With ponds scattered about the garden, I regularly watch my step to avoid the many little frogs that leap from my path. Nearer a pond or the stream, there are splashes as I stroll the garden.

As I checked the swelling buds of ‘Marvel’ mahonia (Mahonia x media ‘Marvel’, now Berberis x hortensis, above), I noticed a creature perched near the buds at the top of the evergreen shrub. It hopped to a second leaf before I recognized the frog in this odd location. Sorry, there’s no food up here, but you’re safe from me accidentally stomping on you.

In any case, ‘Marvel’ is a few days from flowering, but a week behind other autumn flowering mahonias with blooms that often persist into January (Mahonia x media ‘Winter Sun’, above). I planted two ‘Marvel’ (to join a handful of various mahonias) a few years ago, and this will be the first significant flowering for both while flowers of other mahonias are a highlight of the garden. I have seen no seedlings from the hybrid mahonias and only a few from the leatherleaf mahonia (Mahonia bealei, reputed as invasive) in its decades in the garden.

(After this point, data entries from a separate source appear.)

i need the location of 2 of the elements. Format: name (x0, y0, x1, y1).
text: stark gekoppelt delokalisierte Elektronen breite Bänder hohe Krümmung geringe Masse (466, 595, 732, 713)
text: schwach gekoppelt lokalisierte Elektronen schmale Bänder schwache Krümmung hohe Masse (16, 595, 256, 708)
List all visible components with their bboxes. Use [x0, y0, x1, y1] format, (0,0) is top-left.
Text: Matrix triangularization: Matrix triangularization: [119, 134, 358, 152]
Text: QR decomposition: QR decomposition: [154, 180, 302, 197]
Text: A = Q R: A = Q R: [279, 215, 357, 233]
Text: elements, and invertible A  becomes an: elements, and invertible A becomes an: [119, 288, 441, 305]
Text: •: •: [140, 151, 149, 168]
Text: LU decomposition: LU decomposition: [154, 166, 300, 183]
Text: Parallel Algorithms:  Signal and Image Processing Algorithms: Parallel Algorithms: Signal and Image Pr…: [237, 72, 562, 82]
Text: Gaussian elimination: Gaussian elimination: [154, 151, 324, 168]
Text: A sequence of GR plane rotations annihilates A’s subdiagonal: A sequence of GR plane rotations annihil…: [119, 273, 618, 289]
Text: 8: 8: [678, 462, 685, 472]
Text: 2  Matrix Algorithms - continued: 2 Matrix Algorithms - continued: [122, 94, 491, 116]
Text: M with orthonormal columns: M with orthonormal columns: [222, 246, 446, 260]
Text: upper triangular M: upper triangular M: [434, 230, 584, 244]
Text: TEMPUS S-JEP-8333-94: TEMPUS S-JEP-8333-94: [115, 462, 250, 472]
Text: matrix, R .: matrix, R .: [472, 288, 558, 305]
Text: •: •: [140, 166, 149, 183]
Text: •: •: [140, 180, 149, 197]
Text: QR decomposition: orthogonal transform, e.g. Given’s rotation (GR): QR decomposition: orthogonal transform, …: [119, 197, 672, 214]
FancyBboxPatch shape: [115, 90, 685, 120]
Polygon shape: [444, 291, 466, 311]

Near the ‘Marvel’ in the lower rear garden, the dangerous looking ‘Sasaba’ osmanthus Osmanthus heterophyllus ‘Sasaba’, above) is covered in tiny, fragrant white flowers. Unfortunately, I can’t smell it (or anything else), but the blooms are welcomed at a time when flowers are fading. Other osmanthus in the garden display fewer blooms, but still, it is the sharply pointed leaf of ‘Sasaba’ that is most notable.

4 Comments Add yours

  1. lookingforthegulch's avatar lookingforthegulch says:

    Oh I MISS my ‘crazy hollies’! 😢 (as I re-named Mahonias when I had never seen them before and had no idea what they were!) I have not seen any here in growing zone 8 (FL panhandle) What these folks call “soil” I called “sand” up in the DMV!

    1. Dave's avatar Dave says:

      The climate on the panhandle should be ideal for many mahonias if you can manage the soil issue.

      1. lookingforthegulch's avatar lookingforthegulch says:

        Thanks Dave! I’ll see if I can get any either mail order or locally. Do they prefer heavier denser soil or more loamy? Or something else.

      2. Dave's avatar Dave says:

        My soil is naturally amended clay, but I suspect mahonias would adapt to most soils. Sandy soil would probably need to be amended with organic material.